「俺、けい! 京都の京で“けい”だけん!」


その時初めて、京の顔をはっきり見た。口角を上げて、とても優しい目で綾を見つめていた。


け、い……。


その屈託のない笑顔を見つめたままでいると、京は首を傾げながら聞き返してきた。


「お前は?」

「え? あぁっ」


ハッと思い出したように、人差し指を地面につける。


「あや」


土に“綾”という漢字をなぞる。


学校では習ってないけど、パパが教えてくれたから書けるようになった。


「へー。ここでそんな洒落た名前おらんが」

「しゃ…?」

「俺4月から4年生だけん。綾は?」


きっと綾、今すごい顔してる。


初対面の人にいきなり呼び捨てなんて、考えられない。

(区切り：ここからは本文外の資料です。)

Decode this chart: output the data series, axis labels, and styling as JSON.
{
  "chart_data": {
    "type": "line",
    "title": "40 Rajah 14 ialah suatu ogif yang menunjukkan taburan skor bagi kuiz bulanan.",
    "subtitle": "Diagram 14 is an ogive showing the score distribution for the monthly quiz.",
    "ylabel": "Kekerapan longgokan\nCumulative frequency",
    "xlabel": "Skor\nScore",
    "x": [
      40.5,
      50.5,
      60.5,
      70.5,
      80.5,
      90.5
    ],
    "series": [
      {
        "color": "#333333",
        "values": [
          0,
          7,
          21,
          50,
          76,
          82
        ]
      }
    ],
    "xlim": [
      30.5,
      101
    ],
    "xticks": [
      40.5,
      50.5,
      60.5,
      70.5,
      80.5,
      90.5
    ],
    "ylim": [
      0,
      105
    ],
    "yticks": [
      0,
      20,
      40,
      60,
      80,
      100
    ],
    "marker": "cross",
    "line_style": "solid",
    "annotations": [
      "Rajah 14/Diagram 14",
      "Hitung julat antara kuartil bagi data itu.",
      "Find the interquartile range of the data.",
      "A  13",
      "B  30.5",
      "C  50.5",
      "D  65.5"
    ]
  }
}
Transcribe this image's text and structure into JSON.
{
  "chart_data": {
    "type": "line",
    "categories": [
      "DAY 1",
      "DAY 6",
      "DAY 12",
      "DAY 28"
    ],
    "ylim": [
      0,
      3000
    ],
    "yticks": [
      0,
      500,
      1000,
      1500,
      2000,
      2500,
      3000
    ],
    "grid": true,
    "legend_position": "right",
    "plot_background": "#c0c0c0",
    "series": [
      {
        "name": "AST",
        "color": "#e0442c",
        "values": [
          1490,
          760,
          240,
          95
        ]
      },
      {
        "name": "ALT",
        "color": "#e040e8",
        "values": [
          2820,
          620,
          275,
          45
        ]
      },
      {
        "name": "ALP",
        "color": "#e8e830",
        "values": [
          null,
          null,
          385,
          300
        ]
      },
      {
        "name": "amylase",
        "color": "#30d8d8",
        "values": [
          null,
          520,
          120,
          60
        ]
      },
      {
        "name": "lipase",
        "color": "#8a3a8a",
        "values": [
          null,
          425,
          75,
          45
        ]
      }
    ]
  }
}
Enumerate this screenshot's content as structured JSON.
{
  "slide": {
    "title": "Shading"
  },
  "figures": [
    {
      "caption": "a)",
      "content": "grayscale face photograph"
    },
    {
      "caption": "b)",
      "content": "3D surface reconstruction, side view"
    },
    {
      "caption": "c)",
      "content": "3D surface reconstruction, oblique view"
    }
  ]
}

何とか答えようとして「同じ……」としか言えなかった。


「一緒か! じゃあ同じクラスになるかもだけん」

「お、同じクラスって……」


まさかとは思うけど。いや、でも、相当な田舎だし……。


「この辺りに住んどるんじゃろ? 小学校ひとつしかないけん。しかも4年生は2クラス」


顔の横でピースをつくり、さも当たり前のように言われた言葉にまた驚いた。


2クラスって!


「じゃーまた、新学期!」


それだけ言って立ち上がり、手を大きく振りながら京という男の子は去っていった。


「台風みたいな子だったね……」


それまで黙って見ていたパパが口を開く。綾も立ち上がり、もうずいぶん遠くに行ってしまった男の子の背中を見ながら呟いた。


「しかも暴風雨ね」


パパは「確かに!」と声を出して笑った。




この時は、気付かなかったんだ。


京が綾の心に、暴風雨をもたらしたことを。